Le directeur de la sécurité de l’entreprise Dominion, dont les machines électorales sont largement utilisées aux Etats-Unis, et qui se retrouvent depuis quelques jours au cœur d’une énième et fumeuse théorie du complot propagée par les avocats de Trump (et réfutée par des agences fédérales), a même dû se cacher dans un lieu tenu secret, après avoir reçu de nombreuses menaces de mort.

Mercredi, le secrétaire d’Etat de Géorgie, Brad Raffensperger, également républicain, a clairement fait le lien entre les allégations de fraudes électorales martelées par Donald Trump et les menaces reçues par des personnes en charge des élections dans son Etat. Malgré les demandes faites au président «d’essayer d’apaiser la rhétorique violente née de ses déclarations continues de victoire dans des Etats où il a clairement perdu, il a tweeté: “Exposez les fraudes massives en Géorgie”, a regretté l’élu. C’est exactement ce genre de langage qui nourrit cet environnement de menaces croissantes contre des agents électoraux, alors qu’ils font tout simplement leur travail».
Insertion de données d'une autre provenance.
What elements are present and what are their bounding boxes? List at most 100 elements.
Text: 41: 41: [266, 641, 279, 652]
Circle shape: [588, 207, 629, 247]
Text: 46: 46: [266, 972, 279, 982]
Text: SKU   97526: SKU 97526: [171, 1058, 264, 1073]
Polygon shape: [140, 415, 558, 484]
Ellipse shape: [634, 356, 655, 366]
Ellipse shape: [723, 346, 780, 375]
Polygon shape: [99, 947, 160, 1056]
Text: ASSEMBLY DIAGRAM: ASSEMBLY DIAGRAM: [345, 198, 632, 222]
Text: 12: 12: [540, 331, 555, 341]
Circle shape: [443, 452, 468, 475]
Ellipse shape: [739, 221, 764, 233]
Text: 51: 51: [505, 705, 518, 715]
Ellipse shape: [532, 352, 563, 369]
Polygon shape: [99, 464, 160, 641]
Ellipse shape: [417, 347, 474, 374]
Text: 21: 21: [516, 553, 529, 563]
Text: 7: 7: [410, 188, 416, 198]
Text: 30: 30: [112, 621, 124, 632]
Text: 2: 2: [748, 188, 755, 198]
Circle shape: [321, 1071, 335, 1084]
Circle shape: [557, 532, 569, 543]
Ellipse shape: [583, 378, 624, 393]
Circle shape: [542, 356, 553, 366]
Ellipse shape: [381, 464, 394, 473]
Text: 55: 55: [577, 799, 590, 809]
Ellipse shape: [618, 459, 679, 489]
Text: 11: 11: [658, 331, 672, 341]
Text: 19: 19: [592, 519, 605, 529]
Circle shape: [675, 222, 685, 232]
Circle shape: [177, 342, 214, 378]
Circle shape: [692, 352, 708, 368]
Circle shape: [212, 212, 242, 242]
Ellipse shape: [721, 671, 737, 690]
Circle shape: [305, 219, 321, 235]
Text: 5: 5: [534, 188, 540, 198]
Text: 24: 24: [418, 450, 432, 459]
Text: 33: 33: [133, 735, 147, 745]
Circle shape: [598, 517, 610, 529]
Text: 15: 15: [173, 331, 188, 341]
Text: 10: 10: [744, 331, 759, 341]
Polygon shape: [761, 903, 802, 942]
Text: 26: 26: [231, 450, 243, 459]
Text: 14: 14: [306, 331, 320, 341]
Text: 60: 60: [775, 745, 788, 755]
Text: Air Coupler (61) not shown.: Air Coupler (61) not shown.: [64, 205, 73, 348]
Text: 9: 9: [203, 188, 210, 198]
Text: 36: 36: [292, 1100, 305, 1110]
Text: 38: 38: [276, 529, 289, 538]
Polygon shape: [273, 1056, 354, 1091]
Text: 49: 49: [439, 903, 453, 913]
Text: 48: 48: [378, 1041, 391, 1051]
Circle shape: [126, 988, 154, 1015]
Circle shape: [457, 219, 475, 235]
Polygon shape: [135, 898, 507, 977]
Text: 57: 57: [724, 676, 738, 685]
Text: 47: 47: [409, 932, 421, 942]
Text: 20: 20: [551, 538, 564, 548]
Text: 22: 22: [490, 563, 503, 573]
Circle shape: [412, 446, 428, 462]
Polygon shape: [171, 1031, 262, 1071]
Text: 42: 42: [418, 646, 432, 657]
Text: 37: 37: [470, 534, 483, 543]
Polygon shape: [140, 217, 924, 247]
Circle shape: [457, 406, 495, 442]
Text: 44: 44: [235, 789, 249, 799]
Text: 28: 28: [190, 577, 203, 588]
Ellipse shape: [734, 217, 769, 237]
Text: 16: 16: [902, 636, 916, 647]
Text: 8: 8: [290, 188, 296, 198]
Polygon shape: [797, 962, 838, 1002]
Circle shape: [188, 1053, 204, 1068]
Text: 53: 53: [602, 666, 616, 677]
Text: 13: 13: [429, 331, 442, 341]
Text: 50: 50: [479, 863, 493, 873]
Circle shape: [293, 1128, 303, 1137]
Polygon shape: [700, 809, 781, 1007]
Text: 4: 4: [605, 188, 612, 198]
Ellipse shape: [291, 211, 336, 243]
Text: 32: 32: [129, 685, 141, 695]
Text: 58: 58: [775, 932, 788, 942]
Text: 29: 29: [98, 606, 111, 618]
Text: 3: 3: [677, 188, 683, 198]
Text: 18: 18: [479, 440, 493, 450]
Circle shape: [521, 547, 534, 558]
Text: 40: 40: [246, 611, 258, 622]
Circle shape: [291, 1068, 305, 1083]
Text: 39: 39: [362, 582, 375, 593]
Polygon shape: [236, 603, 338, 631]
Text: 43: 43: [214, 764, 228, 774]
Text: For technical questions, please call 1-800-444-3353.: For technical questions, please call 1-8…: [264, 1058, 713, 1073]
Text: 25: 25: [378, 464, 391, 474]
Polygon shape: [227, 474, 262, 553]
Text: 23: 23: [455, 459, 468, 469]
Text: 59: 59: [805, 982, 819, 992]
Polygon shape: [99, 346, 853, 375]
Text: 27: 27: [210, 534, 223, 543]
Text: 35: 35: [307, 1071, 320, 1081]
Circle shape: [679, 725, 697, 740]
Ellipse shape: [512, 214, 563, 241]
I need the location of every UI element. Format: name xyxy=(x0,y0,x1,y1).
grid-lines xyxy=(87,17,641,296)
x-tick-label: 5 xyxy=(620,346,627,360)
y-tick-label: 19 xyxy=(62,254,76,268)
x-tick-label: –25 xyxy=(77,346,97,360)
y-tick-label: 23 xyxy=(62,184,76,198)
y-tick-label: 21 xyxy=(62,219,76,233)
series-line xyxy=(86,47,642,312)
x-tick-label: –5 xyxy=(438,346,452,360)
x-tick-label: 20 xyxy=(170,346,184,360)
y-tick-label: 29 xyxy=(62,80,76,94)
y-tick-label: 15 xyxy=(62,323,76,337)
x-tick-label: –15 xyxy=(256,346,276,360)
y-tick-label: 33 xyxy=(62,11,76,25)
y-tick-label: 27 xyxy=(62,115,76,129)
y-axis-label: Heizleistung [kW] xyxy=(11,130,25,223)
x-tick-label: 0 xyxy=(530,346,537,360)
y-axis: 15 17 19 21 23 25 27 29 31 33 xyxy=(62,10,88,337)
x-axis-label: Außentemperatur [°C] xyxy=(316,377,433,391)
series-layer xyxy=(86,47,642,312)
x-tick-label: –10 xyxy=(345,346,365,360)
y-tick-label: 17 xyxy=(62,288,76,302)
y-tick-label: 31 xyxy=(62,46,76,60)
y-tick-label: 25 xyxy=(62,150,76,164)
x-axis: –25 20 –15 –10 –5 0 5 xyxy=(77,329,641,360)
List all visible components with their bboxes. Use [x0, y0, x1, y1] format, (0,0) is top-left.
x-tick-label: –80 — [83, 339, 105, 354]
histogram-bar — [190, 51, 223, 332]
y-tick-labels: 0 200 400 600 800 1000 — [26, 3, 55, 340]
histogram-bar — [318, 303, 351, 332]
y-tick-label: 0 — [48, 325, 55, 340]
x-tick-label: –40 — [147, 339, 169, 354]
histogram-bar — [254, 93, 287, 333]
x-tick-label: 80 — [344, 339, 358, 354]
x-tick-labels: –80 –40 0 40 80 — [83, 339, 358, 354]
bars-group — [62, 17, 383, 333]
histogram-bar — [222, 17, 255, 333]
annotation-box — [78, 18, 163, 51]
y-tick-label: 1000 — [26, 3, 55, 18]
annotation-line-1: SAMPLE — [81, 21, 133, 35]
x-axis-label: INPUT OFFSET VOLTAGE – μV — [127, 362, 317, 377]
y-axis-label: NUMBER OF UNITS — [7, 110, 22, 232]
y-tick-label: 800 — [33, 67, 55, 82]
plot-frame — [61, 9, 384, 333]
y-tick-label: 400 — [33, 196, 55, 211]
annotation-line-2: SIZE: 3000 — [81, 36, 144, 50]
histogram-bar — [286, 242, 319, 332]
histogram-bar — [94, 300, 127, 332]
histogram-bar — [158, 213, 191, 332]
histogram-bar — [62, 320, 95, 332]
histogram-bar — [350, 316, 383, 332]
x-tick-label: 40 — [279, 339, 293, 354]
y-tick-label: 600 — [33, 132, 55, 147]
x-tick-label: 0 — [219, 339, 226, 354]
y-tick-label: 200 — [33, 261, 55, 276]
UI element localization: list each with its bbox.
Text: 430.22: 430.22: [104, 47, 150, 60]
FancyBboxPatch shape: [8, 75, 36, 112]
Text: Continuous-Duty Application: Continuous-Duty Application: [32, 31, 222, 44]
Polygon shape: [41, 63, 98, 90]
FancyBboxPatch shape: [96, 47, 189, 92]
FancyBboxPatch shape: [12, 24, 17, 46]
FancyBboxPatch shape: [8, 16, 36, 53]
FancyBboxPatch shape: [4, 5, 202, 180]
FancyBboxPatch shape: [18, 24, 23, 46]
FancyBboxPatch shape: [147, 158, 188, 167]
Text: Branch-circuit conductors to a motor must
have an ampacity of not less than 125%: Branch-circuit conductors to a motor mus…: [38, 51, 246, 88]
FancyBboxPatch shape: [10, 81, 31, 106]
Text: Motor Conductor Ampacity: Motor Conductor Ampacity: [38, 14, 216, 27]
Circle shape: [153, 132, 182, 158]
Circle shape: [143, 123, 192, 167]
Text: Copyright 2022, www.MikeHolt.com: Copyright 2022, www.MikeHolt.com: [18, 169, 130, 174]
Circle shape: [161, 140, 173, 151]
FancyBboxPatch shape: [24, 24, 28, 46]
La Géorgie fait l’objet de toutes les attentions: des seconds tours d’élections sénatoriales y ont lieu le 5 janvier, qui détermineront la future majorité à la puissante chambre haute du Congrès. Donald Trump a d’ailleurs annoncé qu’il se rendrait dans l’Etat ce samedi, pour un meeting de soutien aux deux sénateurs républicains sortants.